Young Jane Young: A Novel

  • By Gabrielle Zevin
  • Algonquin Books
  • 304 pp.
  • Reviewed by Avery J.C. Kleinman
  • October 9, 2017

A woman creates a new identity after a high-profile love affair becomes public.

Young Jane Young: A Novel

After the names of the actual characters in the book, there’s one name that comes up more than any other in Young Jane Young: Monica Lewinsky.

It makes sense; the plot centers around a young female intern who has an affair with a high-ranking politician. Once the relationship becomes public, she is vilified in the press and left with a reputation that makes future employment difficult. The reputation of the politician, on the other hand, remains relatively intact, and his stardom is only slightly tarnished in the long term.

Young Jane Young, by Gabrielle Zevin, explores the story behind the all-too-common scandal: What happens after the affair? Who are the other people affected — besides just the secret lovers? And, most significantly, how do the people involved deal with the emotional fallout once the press moves on to the next big story?

Ultimately, the book is the whatever happened to? tale of the so-called other woman.

In Young Jane Young, the other woman is Aviva Grossman, a college-aged intern getting her first taste of the career she wants to pursue one day: politics. She lands a job working for Congressman Aaron Levin. Her family once lived next door to the Levins, and her physician father had operated on the congressman. Could her parents help her land a job?

They can, but it’s a move they come to regret once Aviva’s affair, which begins not long after her internship does, becomes public. The press, unsurprisingly, paints Aviva as a caricature we all recognize — the red-lipstick-wearing vamp who seduces her boss because she wants to get ahead.

So, whatever happened to Aviva Grossman? She runs away from home and takes on a new identity: Jane Young.

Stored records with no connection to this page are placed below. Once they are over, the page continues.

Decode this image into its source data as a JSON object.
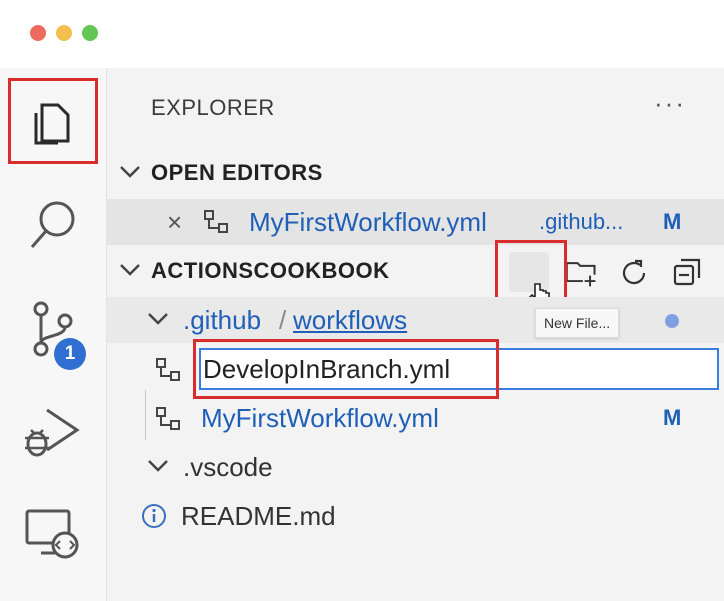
{
  "window": {
    "buttons": [
      "close",
      "minimize",
      "maximize"
    ]
  },
  "activity_bar": {
    "items": [
      {
        "name": "explorer",
        "icon": "files-icon",
        "active": true
      },
      {
        "name": "search",
        "icon": "search-icon"
      },
      {
        "name": "source-control",
        "icon": "source-control-icon",
        "badge": "1"
      },
      {
        "name": "run-debug",
        "icon": "run-debug-icon"
      },
      {
        "name": "remote-explorer",
        "icon": "remote-explorer-icon"
      }
    ]
  },
  "sidebar": {
    "title": "EXPLORER",
    "more_actions": "···",
    "open_editors": {
      "label": "OPEN EDITORS",
      "items": [
        {
          "close": "×",
          "name": "MyFirstWorkflow.yml",
          "path": ".github...",
          "status": "M"
        }
      ]
    },
    "project": {
      "label": "ACTIONSCOOKBOOK",
      "actions": [
        "new-file-icon",
        "new-folder-icon",
        "refresh-icon",
        "collapse-all-icon"
      ],
      "tooltip": "New File...",
      "folder": {
        "parent": ".github",
        "separator": "/",
        "child": "workflows"
      },
      "new_file_input_value": "DevelopInBranch.yml",
      "workflow_file": {
        "name": "MyFirstWorkflow.yml",
        "status": "M"
      },
      "vscode_folder": ".vscode",
      "readme": "README.md"
    }
  },
  "colors": {
    "accent": "#1f5fb8",
    "highlight": "#d92d2d",
    "badge": "#2f6fd1"
  }
}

The reader meets her a decade after she moves to Maine to start over. She’s working as a successful wedding planner, and her assistant is her own daughter, Ruby. Things come to a head when Jane decides to run for town mayor, and Ruby discovers her true identity and then runs away to meet the congressman from long ago.

Ruby is immensely likeable and, despite being only 10 years old throughout most of the book, her one-liners make the novel a joy to read. When someone says she has a great name, she retorts, “Thanks, I’ve had it all my life.” When her mother tells her, “The only past you have a right to know about is your own,” she answers, “And the people you have to study for history class.”

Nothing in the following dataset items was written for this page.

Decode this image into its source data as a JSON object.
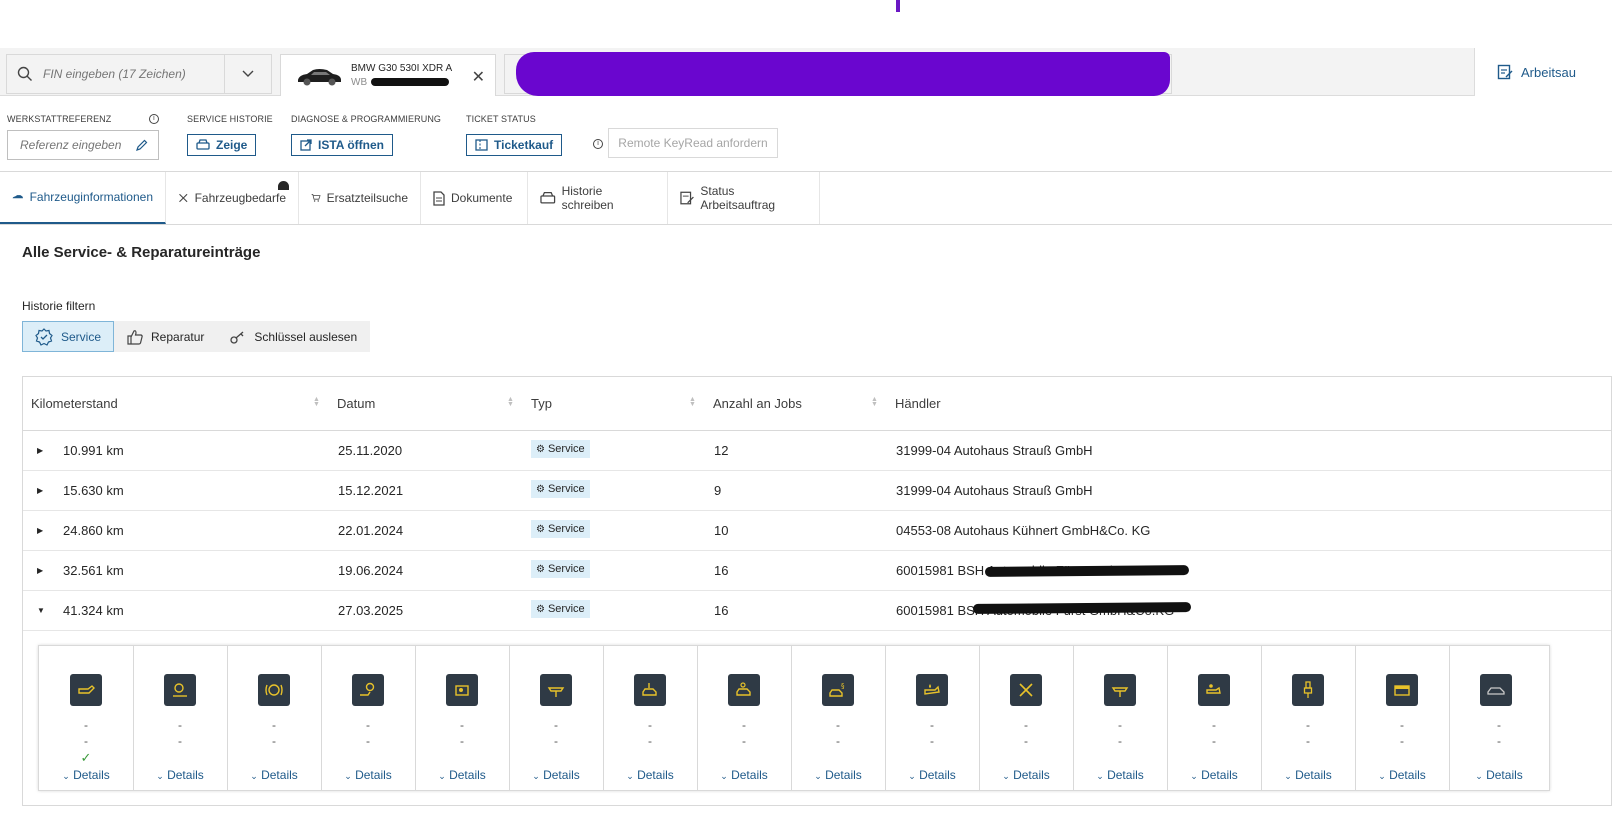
{
  "topbar": {
    "vin_placeholder": "FIN eingeben (17 Zeichen)",
    "vehicle_model": "BMW G30 530I XDR A",
    "vehicle_vin_prefix": "WB",
    "arbeits_label": "Arbeitsau"
  },
  "meta": {
    "werkstatt_label": "WERKSTATTREFERENZ",
    "werkstatt_placeholder": "Referenz eingeben",
    "service_label": "SERVICE HISTORIE",
    "service_btn": "Zeige",
    "diag_label": "DIAGNOSE & PROGRAMMIERUNG",
    "diag_btn": "ISTA öffnen",
    "ticket_label": "TICKET STATUS",
    "ticket_btn": "Ticketkauf",
    "remote_btn": "Remote KeyRead anfordern"
  },
  "tabs": [
    {
      "label": "Fahrzeuginformationen"
    },
    {
      "label": "Fahrzeugbedarfe"
    },
    {
      "label": "Ersatzteilsuche"
    },
    {
      "label": "Dokumente"
    },
    {
      "label": "Historie schreiben"
    },
    {
      "label": "Status Arbeitsauftrag"
    }
  ],
  "main": {
    "title": "Alle Service- & Reparatureinträge",
    "filter_label": "Historie filtern",
    "filters": [
      "Service",
      "Reparatur",
      "Schlüssel auslesen"
    ]
  },
  "table": {
    "columns": [
      "Kilometerstand",
      "Datum",
      "Typ",
      "Anzahl an Jobs",
      "Händler"
    ],
    "rows": [
      {
        "km": "10.991 km",
        "date": "25.11.2020",
        "type": "Service",
        "jobs": "12",
        "dealer": "31999-04 Autohaus Strauß GmbH"
      },
      {
        "km": "15.630 km",
        "date": "15.12.2021",
        "type": "Service",
        "jobs": "9",
        "dealer": "31999-04 Autohaus Strauß GmbH"
      },
      {
        "km": "24.860 km",
        "date": "22.01.2024",
        "type": "Service",
        "jobs": "10",
        "dealer": "04553-08 Autohaus Kühnert GmbH&Co. KG"
      },
      {
        "km": "32.561 km",
        "date": "19.06.2024",
        "type": "Service",
        "jobs": "16",
        "dealer": "60015981 BSH Automobile Fürst GmbH&Co.KG"
      },
      {
        "km": "41.324 km",
        "date": "27.03.2025",
        "type": "Service",
        "jobs": "16",
        "dealer": "60015981 BSH Automobile Fürst GmbH&Co.KG"
      }
    ],
    "dash": "-",
    "details_label": "Details",
    "check_mark": "✓"
  },
  "colors": {
    "accent": "#1f5a8a",
    "type_badge_bg": "#dceef8",
    "job_icon_bg": "#2f3a45"
  }
}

Ruby is disarmingly smart in both a clever way (“An interesting fact about ‘painstaking’ is that it is pronounced ‘pain-staking’ when it should be pronounced ‘pains-taking’ because what you are doing is taking pains”) and a wise-beyond-her-years way (“The things we don’t have are sadder than the things we have…The things we don’t have exist in our imaginations, where they are perfect”).

The novel shifts perspectives, beginning with Aviva’s mother, Rachel, then Aviva’s new identity, Jane Young, then her daughter, Ruby, then the congressman’s wife, Embeth, and finally, to Aviva herself during the affair. With each character, the writing takes on a distinct voice, as well as a change in narration style.

Zevin adeptly and playfully manages these shifts. While Rachel and Jane’s sections are told in the first person and Embeth’s in the third, Ruby’s is told through a series of emails she sends to her Indonesian pen pal. Aviva’s is told in the style of a “choose your own adventure” book.

The characters we never get inside the heads of? The men — even the one whom the story hinges upon, Congressman Levin. That absence is apropos: It seems that so often women are left to deal with cleaning up the messy aftermath of life’s twists and turns, while men move confidently forward.

Throughout Zevin’s exploration of how women manage this behind-the-scenes work runs the question: Can you ever really escape your past? By the end of Young Jane Young, the question has shifted: Should you even have to?